“Any fool can write code that a computer can understand. Good programmers write code that humans can understand.”
— Martin Fowler
When I was a computer science major in college, I had professors who used to dock points if my code wasn’t documented. It didn’t matter how well-written my code was, and it didn’t matter how well my code worked. If I didn’t include comments to describe my code, what my variables were, why I used certain functions and coding techniques, a project that could’ve gotten an A grade instead got a B.
That memory came back to me this evening at our SQL user group meeting this evening. Our guest speaker was Jen McCown, who gave a presentation called “T-SQL’s Hidden Support Feature.” (A description of her sessions can be found here, and I found a SQL Saturday link to it here.) Her presentation talked about a feature included with T-SQL (and just about every language imaginable). It is guaranteed to improve how people handle, develop, and maintain code, and it costs nearly nothing to implement.
What is this miracle feature, you ask?
Simply commenting code can save developers lots of headaches and development time. It can provide an explanation of how and why code snippets were used. It can describe variables, what they’re for, and how they’re utilized. It can describe program structures that help in debugging and maintenance. I even remember a comment to a SSC forum post by Jeff Moden who mentioned the return on investment of commenting code. It also reminded me of Steve Jones’ article about how important it is to comment code. I believe Jen’s presentation should be required for anyone who writes code.

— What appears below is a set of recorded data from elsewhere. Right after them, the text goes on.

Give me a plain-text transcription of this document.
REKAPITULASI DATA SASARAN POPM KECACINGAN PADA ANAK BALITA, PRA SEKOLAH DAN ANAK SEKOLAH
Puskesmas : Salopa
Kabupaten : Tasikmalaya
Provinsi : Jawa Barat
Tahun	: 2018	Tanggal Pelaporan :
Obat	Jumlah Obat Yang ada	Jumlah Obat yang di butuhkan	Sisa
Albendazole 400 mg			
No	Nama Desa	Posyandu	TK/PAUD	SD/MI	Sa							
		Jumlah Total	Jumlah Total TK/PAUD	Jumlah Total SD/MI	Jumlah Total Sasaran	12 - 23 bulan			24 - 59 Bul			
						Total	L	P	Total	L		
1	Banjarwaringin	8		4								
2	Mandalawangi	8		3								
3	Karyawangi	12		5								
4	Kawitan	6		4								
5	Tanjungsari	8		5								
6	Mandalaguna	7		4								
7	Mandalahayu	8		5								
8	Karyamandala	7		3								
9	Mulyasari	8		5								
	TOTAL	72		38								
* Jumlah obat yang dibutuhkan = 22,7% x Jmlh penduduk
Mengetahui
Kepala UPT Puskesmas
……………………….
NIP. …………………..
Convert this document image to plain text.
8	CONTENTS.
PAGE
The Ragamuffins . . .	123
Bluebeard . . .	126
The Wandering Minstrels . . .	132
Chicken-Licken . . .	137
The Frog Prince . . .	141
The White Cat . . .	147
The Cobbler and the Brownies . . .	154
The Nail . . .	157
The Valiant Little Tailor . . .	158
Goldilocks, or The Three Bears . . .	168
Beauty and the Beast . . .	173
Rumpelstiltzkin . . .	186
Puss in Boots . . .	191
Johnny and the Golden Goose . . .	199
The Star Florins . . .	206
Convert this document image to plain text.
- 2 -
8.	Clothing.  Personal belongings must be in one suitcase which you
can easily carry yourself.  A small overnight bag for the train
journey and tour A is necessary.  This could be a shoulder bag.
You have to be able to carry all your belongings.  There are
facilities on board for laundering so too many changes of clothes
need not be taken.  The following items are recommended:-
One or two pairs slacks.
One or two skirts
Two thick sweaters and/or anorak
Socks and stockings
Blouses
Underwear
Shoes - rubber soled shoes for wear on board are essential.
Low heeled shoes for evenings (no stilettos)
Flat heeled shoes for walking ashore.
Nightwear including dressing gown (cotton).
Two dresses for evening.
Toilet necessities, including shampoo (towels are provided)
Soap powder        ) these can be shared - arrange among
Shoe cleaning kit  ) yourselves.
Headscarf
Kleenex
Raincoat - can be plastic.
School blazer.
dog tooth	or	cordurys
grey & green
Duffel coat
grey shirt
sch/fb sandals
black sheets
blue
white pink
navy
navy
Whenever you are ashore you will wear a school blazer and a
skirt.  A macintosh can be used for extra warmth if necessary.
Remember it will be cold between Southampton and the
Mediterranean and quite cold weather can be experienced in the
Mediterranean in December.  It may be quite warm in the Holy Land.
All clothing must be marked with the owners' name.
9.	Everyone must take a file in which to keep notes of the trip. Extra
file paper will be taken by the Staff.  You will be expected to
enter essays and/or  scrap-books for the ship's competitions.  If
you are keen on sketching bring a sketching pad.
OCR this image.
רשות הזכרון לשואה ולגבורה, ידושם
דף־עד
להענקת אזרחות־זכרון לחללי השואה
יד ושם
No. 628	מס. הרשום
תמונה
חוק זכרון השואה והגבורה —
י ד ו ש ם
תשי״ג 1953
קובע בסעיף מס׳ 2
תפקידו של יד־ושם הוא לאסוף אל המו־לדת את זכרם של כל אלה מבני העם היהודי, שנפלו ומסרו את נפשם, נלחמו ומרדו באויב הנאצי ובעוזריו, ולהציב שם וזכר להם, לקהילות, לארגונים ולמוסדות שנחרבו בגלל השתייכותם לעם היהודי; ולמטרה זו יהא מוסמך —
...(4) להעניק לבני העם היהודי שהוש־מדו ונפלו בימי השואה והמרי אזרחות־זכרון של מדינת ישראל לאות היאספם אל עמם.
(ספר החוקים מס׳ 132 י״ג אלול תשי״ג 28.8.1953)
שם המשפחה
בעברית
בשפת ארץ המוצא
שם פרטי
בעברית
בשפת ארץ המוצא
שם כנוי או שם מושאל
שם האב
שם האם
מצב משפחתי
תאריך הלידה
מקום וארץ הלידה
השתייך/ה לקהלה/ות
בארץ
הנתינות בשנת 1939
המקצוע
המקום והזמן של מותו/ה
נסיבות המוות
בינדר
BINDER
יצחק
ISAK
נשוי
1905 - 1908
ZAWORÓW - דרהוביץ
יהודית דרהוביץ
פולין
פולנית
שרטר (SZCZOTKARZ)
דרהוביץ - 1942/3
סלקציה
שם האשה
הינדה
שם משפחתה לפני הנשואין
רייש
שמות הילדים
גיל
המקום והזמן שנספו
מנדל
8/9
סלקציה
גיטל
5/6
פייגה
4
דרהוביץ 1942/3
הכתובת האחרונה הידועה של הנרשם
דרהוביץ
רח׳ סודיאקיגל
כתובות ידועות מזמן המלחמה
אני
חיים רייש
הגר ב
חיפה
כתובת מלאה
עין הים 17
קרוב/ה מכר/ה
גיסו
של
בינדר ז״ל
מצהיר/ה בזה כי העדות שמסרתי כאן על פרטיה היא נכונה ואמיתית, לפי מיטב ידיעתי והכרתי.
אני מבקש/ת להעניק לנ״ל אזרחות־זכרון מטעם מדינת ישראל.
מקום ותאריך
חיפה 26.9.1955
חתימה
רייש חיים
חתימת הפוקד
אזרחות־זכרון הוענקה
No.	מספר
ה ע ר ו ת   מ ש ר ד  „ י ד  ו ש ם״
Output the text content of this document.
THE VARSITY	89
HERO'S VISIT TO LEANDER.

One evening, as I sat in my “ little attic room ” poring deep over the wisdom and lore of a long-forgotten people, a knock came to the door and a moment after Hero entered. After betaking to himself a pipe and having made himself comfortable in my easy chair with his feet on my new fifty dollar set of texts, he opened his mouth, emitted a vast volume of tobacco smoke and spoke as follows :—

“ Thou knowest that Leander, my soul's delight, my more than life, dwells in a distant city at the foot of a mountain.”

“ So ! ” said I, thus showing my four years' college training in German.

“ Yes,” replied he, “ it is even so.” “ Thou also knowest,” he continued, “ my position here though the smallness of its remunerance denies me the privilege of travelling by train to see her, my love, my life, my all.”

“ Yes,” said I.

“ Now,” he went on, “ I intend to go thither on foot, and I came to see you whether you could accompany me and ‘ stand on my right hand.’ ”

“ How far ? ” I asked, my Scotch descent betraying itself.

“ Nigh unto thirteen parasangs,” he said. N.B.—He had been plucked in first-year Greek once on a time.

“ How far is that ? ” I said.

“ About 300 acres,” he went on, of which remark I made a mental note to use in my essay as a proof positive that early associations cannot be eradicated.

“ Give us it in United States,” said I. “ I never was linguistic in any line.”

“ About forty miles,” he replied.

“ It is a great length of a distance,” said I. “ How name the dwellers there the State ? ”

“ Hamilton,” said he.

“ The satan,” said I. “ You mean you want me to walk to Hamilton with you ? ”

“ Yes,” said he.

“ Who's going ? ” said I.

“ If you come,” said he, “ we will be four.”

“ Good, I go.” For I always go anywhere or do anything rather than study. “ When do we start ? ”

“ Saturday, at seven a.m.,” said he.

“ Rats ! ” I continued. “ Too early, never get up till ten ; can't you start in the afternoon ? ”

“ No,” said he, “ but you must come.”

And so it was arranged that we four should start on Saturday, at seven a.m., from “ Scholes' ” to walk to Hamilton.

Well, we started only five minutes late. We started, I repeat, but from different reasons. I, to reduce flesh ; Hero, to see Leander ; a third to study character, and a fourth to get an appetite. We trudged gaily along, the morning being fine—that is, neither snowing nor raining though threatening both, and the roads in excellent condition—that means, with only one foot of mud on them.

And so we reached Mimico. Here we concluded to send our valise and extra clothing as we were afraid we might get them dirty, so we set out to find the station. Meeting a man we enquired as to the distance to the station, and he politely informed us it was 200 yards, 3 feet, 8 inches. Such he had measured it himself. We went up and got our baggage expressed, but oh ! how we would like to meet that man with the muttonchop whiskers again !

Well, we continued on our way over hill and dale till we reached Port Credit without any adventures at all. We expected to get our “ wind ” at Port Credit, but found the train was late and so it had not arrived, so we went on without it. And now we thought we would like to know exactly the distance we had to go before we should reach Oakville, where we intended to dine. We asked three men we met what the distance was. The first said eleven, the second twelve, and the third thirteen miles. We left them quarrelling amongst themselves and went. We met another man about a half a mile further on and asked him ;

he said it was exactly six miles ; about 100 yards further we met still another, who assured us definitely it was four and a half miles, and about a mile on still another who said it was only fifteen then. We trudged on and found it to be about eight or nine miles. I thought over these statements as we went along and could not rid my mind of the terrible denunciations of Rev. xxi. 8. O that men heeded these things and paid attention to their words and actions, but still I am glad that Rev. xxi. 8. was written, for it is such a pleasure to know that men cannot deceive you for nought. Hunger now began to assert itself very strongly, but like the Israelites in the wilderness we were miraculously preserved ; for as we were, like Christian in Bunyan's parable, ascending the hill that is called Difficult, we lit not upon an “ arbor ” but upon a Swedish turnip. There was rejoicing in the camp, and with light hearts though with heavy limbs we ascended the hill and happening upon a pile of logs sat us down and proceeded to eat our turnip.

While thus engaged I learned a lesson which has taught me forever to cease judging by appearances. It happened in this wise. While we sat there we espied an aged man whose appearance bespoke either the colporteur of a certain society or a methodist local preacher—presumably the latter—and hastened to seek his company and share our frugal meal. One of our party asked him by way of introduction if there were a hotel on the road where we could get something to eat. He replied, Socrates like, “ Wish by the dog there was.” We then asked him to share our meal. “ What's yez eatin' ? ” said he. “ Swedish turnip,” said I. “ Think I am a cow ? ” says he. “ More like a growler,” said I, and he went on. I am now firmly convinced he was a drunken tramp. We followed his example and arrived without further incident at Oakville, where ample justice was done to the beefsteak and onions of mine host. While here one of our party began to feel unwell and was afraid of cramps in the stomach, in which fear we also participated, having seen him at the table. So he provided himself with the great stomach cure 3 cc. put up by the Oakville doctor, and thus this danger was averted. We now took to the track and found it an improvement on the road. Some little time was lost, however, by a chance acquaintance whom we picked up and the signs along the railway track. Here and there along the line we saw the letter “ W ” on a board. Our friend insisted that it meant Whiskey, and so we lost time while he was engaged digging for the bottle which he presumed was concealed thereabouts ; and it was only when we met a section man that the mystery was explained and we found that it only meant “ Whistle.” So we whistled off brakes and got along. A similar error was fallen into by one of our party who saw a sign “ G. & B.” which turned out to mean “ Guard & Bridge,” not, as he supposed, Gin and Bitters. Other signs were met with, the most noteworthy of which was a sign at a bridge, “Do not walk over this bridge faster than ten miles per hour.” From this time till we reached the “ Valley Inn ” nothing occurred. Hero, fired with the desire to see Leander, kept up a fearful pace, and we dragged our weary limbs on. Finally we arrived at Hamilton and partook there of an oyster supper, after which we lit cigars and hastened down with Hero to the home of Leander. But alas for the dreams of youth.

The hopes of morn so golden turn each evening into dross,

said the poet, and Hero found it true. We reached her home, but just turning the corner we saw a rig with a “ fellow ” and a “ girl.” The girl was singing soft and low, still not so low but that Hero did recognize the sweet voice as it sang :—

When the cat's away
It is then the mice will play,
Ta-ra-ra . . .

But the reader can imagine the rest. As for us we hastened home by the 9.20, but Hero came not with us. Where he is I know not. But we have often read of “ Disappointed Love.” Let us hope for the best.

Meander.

The benefits for commenting code are endless.
Commenting code is probably one of the simplest and most useful, yet most underutilized, methods of documentation. I’ve mentioned time and again about how documentation gets no respect in technology, and yet too many developers still refuse to do it. Jen’s presentation was a reminder of how important it is to document code; in fact, she also mentioned some points that didn’t occur to me. For example, documents such as Word, Wikis, or Confluence can get lost, misplaced, or buried. Code comments, however, stay with the code; it cannot get lost or separated from the code. (There were several other points she mentioned as well, but it’s her presentation, not mine, so I don’t want to take away from it.)
When I was in school, I was docked points when I didn’t comment my code. Sometimes, I think developers should be docked pay if they don’t do so. Commenting code is the simplest, yet most effective tools around. So you want to be a better developer? Then comment your damn code!